Hierin liegt auch der Grund für die Spezialisierung der Behörde: „Wir wollen auf Augenhöhe sein“, erklärt Finanzminister Christian Görke (Linke). Der Fiskus stehe vor immer größer werdenden Herausforderungen, weil die Betriebe auf zum Teil äußerst komplizierte „Steuergestaltungsmodelle“ zurückgreifen. „Wir müssen da ran, um Steuergerechtigkeit sicherzustellen“, so Görke. Dahinter steckt auch die Sorge – oder die Erfahrung – dass der kleine Handwerker brav seine Steuern zahlt, während sich international vernetzte Firmenkonglomerate auf dem Papier arm rechnen. „Wir müssen sehen, welche Beträge da hin- und hergeschoben werden“, so Görke.

136 Millionen zusätzliche Steuermillionen eingetrieben

Durch die Digitalisierung wird die Auslagerung verschiedenster Unternehmensteile über Landesgrenzen hinweg immer einfacher – und die steuerliche Veranlagung immer schwieriger.
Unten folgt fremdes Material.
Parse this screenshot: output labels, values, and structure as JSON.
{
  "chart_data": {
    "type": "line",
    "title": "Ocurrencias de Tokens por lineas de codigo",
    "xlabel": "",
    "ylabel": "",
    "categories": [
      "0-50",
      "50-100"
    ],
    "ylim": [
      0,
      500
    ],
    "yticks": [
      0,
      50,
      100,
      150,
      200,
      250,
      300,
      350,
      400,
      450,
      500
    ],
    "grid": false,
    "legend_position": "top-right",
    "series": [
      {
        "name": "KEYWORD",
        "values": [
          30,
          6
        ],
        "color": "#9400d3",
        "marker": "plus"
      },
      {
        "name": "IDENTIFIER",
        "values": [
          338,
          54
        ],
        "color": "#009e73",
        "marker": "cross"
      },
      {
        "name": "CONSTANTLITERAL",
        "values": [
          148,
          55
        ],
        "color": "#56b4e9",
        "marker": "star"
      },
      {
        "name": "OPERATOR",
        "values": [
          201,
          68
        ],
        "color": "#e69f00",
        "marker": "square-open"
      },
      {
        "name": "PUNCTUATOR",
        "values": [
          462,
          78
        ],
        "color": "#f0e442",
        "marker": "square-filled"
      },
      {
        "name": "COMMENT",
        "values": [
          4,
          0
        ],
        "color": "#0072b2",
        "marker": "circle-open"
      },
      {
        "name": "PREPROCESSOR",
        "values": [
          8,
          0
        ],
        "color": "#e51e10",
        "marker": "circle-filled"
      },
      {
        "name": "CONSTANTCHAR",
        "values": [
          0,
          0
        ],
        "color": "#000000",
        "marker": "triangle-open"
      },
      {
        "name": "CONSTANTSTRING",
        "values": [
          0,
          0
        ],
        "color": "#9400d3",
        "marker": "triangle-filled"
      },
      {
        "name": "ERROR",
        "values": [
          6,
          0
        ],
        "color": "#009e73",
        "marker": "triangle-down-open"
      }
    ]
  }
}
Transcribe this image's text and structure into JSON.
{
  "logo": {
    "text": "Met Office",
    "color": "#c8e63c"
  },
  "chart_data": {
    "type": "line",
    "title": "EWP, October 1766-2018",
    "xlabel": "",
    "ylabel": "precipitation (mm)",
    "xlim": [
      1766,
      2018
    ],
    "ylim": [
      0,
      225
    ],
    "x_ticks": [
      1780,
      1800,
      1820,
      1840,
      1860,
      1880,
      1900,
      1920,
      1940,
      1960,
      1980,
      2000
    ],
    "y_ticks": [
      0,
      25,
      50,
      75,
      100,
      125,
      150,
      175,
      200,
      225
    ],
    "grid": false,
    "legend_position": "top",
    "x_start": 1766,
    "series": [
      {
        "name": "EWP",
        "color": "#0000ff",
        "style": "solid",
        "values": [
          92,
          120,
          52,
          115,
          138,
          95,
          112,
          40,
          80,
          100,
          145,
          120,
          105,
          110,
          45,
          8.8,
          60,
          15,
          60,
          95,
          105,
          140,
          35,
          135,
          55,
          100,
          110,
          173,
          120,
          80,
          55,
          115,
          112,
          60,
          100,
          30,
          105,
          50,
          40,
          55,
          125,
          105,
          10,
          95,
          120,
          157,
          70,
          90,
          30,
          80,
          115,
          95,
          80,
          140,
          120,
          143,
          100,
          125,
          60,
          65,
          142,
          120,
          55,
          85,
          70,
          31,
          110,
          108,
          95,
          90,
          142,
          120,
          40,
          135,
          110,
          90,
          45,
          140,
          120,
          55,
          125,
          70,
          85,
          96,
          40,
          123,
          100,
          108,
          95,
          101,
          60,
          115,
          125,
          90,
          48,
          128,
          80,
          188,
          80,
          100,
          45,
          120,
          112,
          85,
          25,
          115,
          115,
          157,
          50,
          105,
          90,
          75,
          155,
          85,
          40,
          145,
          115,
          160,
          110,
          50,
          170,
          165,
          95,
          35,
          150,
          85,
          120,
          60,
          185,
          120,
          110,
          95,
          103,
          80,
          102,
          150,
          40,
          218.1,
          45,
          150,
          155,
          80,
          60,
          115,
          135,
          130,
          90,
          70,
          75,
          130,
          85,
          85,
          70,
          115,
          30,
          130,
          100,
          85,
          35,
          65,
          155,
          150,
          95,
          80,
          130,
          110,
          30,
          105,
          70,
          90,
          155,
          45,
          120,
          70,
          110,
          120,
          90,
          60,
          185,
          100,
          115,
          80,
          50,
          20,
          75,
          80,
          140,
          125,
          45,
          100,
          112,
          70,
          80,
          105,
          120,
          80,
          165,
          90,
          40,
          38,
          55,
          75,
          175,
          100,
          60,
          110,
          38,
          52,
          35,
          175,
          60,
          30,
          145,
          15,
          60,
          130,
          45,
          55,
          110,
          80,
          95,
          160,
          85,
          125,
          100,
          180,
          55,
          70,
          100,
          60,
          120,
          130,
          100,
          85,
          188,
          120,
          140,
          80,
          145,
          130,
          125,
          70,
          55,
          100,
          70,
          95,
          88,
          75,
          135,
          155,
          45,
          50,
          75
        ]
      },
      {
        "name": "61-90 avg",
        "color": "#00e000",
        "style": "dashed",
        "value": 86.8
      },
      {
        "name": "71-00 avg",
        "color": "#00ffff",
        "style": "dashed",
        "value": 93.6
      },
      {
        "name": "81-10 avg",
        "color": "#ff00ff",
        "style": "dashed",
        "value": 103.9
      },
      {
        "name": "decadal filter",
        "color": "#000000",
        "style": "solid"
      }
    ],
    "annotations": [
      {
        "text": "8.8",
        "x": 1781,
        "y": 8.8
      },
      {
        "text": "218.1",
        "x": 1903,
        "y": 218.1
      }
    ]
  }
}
Deswegen rüstet das Amt derzeit IT-mäßig auf und richtet eine EDV-Fachprüfung ein, um auch hier „auf Augenhöhe“ zu sein.

Die Spezialisten in Königs Wusterhausen können erste Erfolge vorweisen. 2016 wurde durch die landesweiten Groß- und Konzernbetriebsprüfungen 136 zusätzliche Steuermillionen akquiriert, wie Behördenchefin Springborn erklärt. Ins Detail gehen darf sie nicht – wegen des Steuergeheimnisses. Um im Wettstreit mit den Unternehmen bestehen zu können, suchen Brandenburgs Finanzämter auch dringend Fachkräfte. Ab 2019/20 will das Land jährlich rund 100 Finanzwirte ausbilden. „Wir suchen nach Goldstaub“, sagt Görke.